Андрюшка молча согласно кивнул головой.
— Ну что, служилые! Теперь домой, в Сургут, а? — спросил Тренька приятелей.
Пущин, ничего не ответив ему, обвел взглядом приказной двор.
Приезжая сюда, в Москву, он первым делом приходил на этот двор: по делам службы. И место это было для него самым памятливым, знакомым до мелочей. За многие годы этот двор вроде бы не изменился. И все же он каждый раз, как Иван появлялся в Москве, казался ему новым, необычным. Может быть, причиной тому была пестрая московская жизнь. Она сразу захватывала и не оставляла ни минуты свободного времени. Потом же, далеко в Сибири, когда он вспоминал Москву, то у него в памяти, прежде всего, всплывал этот двор, а в ушах звучал, голосом басовитого дьякона, колокол Ивана Великого.
За спиной сургутских хлопнула дверь, и во двор, громко ругаясь, вышли два человека.
— Поразорили поместьице, сучьи дети! — визгливо выкрикнул полный мужчина в собольей шубе, все еще, по-видимому, не остыв от перебранки с дьяками. — Я же говорю ему: то ж мои людишки!..
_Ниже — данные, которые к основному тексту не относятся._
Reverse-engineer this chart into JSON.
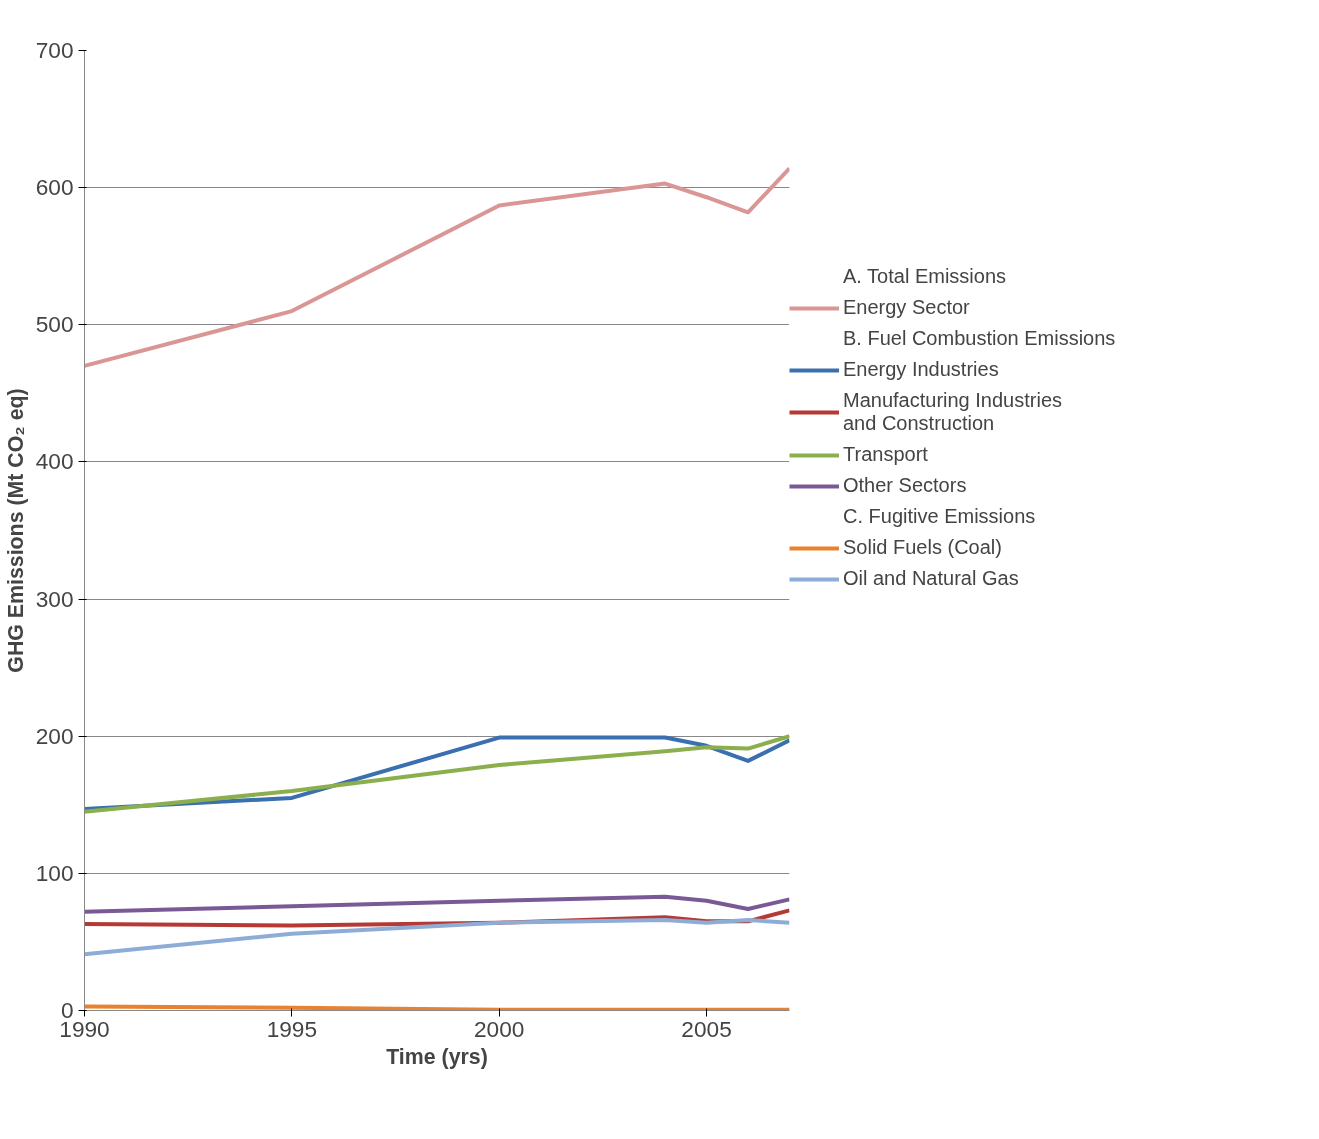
{
  "chart_data": {
    "type": "line",
    "xlabel": "Time (yrs)",
    "ylabel": "GHG Emissions (Mt CO₂ eq)",
    "x": [
      1990,
      1995,
      2000,
      2004,
      2005,
      2006,
      2007
    ],
    "xlim": [
      1990,
      2007
    ],
    "xticks": [
      1990,
      1995,
      2000,
      2005
    ],
    "ylim": [
      0,
      700
    ],
    "yticks": [
      0,
      100,
      200,
      300,
      400,
      500,
      600,
      700
    ],
    "grid": "y",
    "legend": "right",
    "marker": "none",
    "line_style": "solid",
    "annotations": [
      "A. Total Emissions",
      "B. Fuel Combustion Emissions",
      "C. Fugitive Emissions"
    ],
    "series": [
      {
        "name": "Energy Sector",
        "color": "#d99694",
        "values": [
          470,
          510,
          587,
          603,
          593,
          582,
          614
        ]
      },
      {
        "name": "Energy Industries",
        "color": "#3a6fb0",
        "values": [
          147,
          155,
          199,
          199,
          193,
          182,
          197
        ]
      },
      {
        "name": "Manufacturing Industries\nand Construction",
        "color": "#b53a35",
        "values": [
          63,
          62,
          64,
          68,
          65,
          65,
          73
        ]
      },
      {
        "name": "Transport",
        "color": "#8caf4e",
        "values": [
          145,
          160,
          179,
          189,
          192,
          191,
          200
        ]
      },
      {
        "name": "Other Sectors",
        "color": "#7a5a96",
        "values": [
          72,
          76,
          80,
          83,
          80,
          74,
          81
        ]
      },
      {
        "name": "Solid Fuels (Coal)",
        "color": "#e8822e",
        "values": [
          3,
          2,
          0.5,
          0.5,
          0.5,
          0.5,
          0.5
        ]
      },
      {
        "name": "Oil and Natural Gas",
        "color": "#8eadd6",
        "values": [
          41,
          56,
          64,
          66,
          64,
          66,
          64
        ]
      }
    ]
  }
}
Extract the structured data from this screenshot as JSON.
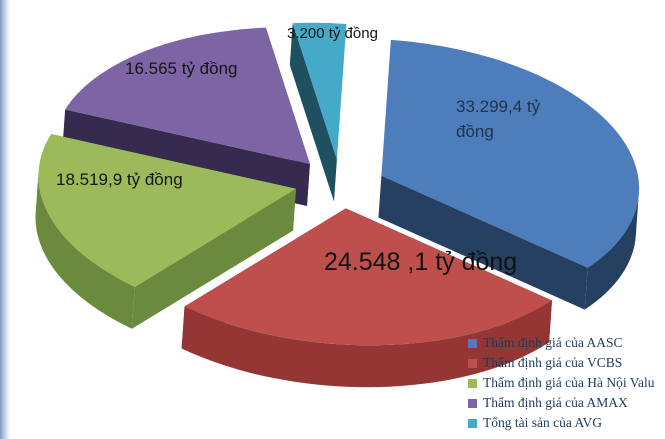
{
  "chart_data": {
    "type": "pie",
    "style": "3d-exploded",
    "unit": "tỷ đồng",
    "start_angle_deg": 0,
    "direction": "clockwise",
    "legend_position": "bottom-right",
    "slices": [
      {
        "key": "aasc",
        "legend_label": "Thẩm định giá của AASC",
        "value": 33299.4,
        "value_label": "33.299,4 tỷ đồng",
        "color": "#4d7dba",
        "side_color": "#254061"
      },
      {
        "key": "vcbs",
        "legend_label": "Thẩm định giá của  VCBS",
        "value": 24548.1,
        "value_label": "24.548 ,1 tỷ đồng",
        "color": "#bf4f4c",
        "side_color": "#943634"
      },
      {
        "key": "hanoi-valu",
        "legend_label": "Thẩm định giá của Hà Nội Valu",
        "value": 18519.9,
        "value_label": "18.519,9 tỷ đồng",
        "color": "#9cba5a",
        "side_color": "#6b8a3e"
      },
      {
        "key": "amax",
        "legend_label": "Thẩm định giá của AMAX",
        "value": 16565,
        "value_label": "16.565 tỷ đồng",
        "color": "#7d64a4",
        "side_color": "#362a4e"
      },
      {
        "key": "avg",
        "legend_label": "Tổng tài sản của AVG",
        "value": 3200,
        "value_label": "3.200 tỷ đồng",
        "color": "#45aac8",
        "side_color": "#1f505f"
      }
    ]
  }
}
— Дал бы подьячему, так сыск взвел бы того же часу, — удивленно развел руками его спутник. — Скуп ты стал, Гаврило Григорьевич, скуп! И попомни, не только дьякам, но и мне не покажешь милости, впредь за тебя докучник не буду.
— Ладно, ладно, Семен Лукич, сочтемся, — миролюбиво сказал Таврило Григорьевич, затем вдруг резко повернулся в сторону коновязей, где кучно стояли холопы, и зычно крикнул: «Назарка, пёс!»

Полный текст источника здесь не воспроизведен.